In February, we marked psychology month by spotlighting the research of Dr. Derek Fisher, one of the familiar faces behind the very popular Instagram series “Psychology Quips” (which also features psychology professor Dr. Will Shead). Dr. Fisher’s research focuses on clinical neuroscience and psychopharmacology, including how drugs like caffeine, cannabis and nicotine affect the brain.
The popularity of our Pets of MSVU series this year demonstrated how much affection we hold for our furry and feathered companions (turned co-workers as many of us shifted to working from home).

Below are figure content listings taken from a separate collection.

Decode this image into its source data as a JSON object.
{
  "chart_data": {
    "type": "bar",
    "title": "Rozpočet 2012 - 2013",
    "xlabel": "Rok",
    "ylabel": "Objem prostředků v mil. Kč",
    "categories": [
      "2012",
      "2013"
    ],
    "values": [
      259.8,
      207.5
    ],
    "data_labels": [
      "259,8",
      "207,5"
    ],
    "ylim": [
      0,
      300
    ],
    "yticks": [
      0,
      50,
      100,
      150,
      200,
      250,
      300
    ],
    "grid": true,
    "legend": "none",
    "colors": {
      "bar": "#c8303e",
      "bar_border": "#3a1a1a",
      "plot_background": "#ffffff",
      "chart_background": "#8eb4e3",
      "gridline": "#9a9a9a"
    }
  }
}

Though some come with cat-titude and others are relentless in their pursuit of that next game of “fetch,” they’ve been wonderful sources of company and comfort these past many months.
#10. Mount faculty and three Mi’kmaq First Nation communities from Nova Scotia receive NSERC Promoscience funding to continue Two-Eyed Seeing Camp for youth
In June, we were very pleased to announce that Dr. Shannan Grant (of the Department of Applied Human Nutrition at MSVU) and colleagues received funding to continue their Two-Eyed Seeing day camp for youth. The unique camp includes activities developed using teachings from Indigenous and Western Science. Though it moved online this summer (due to the pandemic), the event still offered engaging hands-on science workshops for Atlantic Indigenous youth (in grades 7 to 12) and introduced them to the diversity that STEM fields have to offer.